As a principle, there should be no direct funding of Cochrane Centres (or Branches of Centres) by commercial sources. This includes the funding of core and non-core functions of Cochrane Centres. Direct funding of Cochrane Centres from commercial sources is prohibited. Non-direct funding of non-core activities (e.g. translation) is permitted (since 2010) from a central fund (see below).

Historical note: The position on commercial funding of Cochrane Centres’ activities was reviewed and reconsidered at the Steering Group mid-year meeting in Providence in April 2005. Direct funding of Cochrane Centres from commercial sources is prohibited from April 2010. Steering Group and Central Executive Team

Information about conflicts of interest for Steering Group members and the Central Executive Team can be found here and a full list of conflicts can be found here. Central fund for donations

A central fund is available into which unrestricted donations can be made.  There is no prohibition on donations from any single company or type of industry but that all funding of activity in Cochrane should be in keeping with Cochrane's principles. Cochrane Colloquiua

Commercial sponsorship of Cochrane Colloquia is banned (agreed by the Steering Group, April 2013). Funds from reprints of Cochrane Reviews

Authors and Cochrane Review Groups should not receive royalties on sales of reprints of their Cochrane Reviews, since these sales are likely to have been made to commercial sources and might, therefore, be assumed to be equivalent to direct sponsorship of the Cochrane Review or Group.

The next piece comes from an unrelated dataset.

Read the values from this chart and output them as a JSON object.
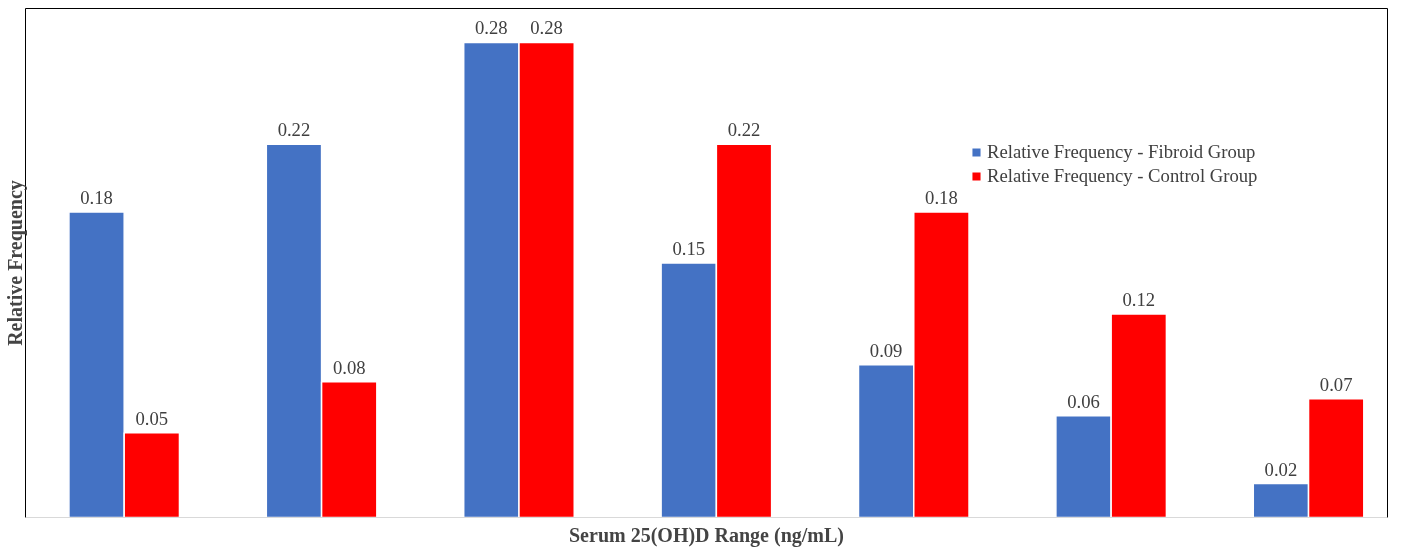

Therefore, the current policy that royalties on reprint sales go to Cochrane centrally, via the Collaboration Trading Company, will continue. When a central fund is established, the possibility that such income should go into it will be discussed.

John Wiley and Sons Limited should continue to be encouraged to make bulk sales of The Cochrane Library and derivative products to commercial sources.


This page was updated on 5 December 2013.